[The Firing Line by Robert W. Chambers]@TWC D-Link bookThe Firing Line CHAPTER IX 31/38
Lofty aim and high ideal, the cultivated endeavour of good citizenship, loyalty to aspiration, courage, self-respect, and the noble living of life; they had also spoken of these things together--there in the golden gloom of the old-time parlour when she was fourteen and he master of his fate and twenty. But there came into his life a brilliant woman who stayed a year and left his name a mockery: Malcourt's only sister, now Lady Tressilvain, doubtfully conspicuous with her loutish British husband, among those continentals where titles serve rather to obscure than enlighten inquiry. The wretched affair dragged its full offensive length through the international press; leaving him with his divorce signed and a future endurable only when his senses had been sufficiently drugged.
In sober intervals he now had neuritis and a limp to distract his mind; also his former brother-in-law with professions of esteem and respect and a tendency to borrow.
And drunk or sober he had the _Ariani_.
But the house that Youth had built in the tinted obscurity of an old New York parlour--no, he didn't have that; and even memory of it were wellnigh gone had not Constance Palliser spoken from the shadows of the past. He lifted his glass unsteadily and replaced it.

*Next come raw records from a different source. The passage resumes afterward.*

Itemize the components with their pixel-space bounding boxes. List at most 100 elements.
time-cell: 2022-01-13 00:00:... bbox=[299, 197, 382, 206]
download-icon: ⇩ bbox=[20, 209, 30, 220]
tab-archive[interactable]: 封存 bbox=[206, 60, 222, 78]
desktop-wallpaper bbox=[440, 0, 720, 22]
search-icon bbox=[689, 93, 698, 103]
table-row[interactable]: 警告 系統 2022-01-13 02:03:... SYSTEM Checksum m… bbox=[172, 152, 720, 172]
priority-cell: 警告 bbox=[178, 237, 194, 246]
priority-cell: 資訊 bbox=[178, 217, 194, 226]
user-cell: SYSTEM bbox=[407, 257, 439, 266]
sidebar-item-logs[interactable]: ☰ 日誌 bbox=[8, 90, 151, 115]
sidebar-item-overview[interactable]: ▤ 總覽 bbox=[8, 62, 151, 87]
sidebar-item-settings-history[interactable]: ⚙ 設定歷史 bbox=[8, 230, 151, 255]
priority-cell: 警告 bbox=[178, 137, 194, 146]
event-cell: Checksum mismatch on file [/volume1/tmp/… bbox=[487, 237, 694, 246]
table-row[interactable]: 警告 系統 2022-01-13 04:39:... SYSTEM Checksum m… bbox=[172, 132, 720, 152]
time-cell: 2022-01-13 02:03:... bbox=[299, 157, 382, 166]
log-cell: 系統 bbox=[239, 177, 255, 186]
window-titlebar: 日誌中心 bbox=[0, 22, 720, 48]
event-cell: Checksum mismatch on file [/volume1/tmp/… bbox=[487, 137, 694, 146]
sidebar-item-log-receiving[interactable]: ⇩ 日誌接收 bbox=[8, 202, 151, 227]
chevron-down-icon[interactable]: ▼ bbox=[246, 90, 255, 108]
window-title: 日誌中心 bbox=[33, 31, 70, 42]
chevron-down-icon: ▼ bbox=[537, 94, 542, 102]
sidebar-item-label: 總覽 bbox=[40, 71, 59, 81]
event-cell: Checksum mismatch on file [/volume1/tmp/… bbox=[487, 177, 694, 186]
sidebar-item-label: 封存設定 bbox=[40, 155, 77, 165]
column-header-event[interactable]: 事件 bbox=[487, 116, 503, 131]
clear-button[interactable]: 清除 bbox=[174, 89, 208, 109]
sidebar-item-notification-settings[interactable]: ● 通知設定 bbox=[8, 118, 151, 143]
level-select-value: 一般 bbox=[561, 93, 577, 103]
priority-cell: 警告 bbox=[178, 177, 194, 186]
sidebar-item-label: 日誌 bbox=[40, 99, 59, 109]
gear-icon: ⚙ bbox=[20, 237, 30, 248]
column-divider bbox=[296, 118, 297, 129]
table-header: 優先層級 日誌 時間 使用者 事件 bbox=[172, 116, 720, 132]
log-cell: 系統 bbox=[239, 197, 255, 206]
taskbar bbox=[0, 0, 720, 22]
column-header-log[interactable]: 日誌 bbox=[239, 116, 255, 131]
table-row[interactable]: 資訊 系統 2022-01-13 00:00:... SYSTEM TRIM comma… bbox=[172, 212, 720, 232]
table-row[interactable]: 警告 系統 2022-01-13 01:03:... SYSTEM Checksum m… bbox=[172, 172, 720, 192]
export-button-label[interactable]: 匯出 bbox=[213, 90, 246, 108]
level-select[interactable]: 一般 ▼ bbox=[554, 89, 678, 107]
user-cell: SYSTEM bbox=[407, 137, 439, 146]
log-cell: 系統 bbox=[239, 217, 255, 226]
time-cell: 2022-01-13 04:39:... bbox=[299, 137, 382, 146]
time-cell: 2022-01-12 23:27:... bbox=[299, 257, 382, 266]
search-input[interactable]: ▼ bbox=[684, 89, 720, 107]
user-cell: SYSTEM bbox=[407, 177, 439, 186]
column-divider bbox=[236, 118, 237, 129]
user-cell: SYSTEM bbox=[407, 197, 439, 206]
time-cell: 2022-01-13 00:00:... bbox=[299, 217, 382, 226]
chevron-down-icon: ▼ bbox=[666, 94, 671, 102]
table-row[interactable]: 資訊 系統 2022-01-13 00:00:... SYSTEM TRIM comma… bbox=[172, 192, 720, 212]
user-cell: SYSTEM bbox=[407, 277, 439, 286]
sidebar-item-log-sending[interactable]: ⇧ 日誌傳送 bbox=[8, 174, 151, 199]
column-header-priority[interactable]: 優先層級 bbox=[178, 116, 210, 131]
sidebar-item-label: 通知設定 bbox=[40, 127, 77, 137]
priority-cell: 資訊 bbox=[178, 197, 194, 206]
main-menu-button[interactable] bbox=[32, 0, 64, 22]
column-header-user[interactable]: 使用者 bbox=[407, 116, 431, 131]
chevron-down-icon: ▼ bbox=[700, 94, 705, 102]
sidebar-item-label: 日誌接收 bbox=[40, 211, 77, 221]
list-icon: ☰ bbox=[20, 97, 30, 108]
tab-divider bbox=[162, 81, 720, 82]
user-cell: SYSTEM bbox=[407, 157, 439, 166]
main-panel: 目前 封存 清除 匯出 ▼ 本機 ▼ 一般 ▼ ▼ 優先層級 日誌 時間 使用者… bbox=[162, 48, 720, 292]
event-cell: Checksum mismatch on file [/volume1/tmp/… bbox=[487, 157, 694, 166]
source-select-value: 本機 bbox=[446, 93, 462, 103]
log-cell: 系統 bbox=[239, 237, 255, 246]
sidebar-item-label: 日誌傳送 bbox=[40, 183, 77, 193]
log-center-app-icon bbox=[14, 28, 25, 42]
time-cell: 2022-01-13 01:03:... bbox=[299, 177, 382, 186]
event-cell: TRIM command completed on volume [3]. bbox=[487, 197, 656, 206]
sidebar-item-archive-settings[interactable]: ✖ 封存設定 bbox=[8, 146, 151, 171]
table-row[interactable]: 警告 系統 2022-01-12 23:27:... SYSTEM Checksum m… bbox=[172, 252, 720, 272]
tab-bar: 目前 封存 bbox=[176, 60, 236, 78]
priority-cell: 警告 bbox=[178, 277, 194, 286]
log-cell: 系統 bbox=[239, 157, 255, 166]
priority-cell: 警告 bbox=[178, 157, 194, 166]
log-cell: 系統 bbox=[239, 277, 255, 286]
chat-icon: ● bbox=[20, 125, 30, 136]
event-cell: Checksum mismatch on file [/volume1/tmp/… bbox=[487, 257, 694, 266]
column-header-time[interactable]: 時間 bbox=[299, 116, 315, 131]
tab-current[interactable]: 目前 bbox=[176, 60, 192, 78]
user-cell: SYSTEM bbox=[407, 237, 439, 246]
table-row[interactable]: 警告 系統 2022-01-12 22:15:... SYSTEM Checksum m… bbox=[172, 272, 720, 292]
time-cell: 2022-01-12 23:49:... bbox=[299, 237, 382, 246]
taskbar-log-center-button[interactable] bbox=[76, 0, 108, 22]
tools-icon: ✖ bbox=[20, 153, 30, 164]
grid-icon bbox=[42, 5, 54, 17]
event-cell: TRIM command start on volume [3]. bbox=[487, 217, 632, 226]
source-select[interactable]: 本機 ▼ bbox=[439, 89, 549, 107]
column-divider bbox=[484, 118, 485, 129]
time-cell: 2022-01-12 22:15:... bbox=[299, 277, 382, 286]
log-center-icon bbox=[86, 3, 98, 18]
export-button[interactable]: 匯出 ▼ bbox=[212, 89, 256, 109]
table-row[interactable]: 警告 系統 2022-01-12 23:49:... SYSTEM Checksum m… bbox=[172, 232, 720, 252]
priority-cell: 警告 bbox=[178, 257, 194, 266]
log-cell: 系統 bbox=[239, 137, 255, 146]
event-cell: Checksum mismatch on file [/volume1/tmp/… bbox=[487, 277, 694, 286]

Then slowly he raised his head and looked full at Constance Palliser. "It's too late," he said; "but I wish I had known that you remembered." "Would you have built it, Jim ?" He looked at her again, then shook his head: "For whom am I to build, Constance ?" She leaned forward, glancing at the unconscious Hamil, then dropped her voice: "Build it for the Boy that Was, Jim." "A headstone would be fitter--and less expensive." "I am not asking you to build in memory of the dead.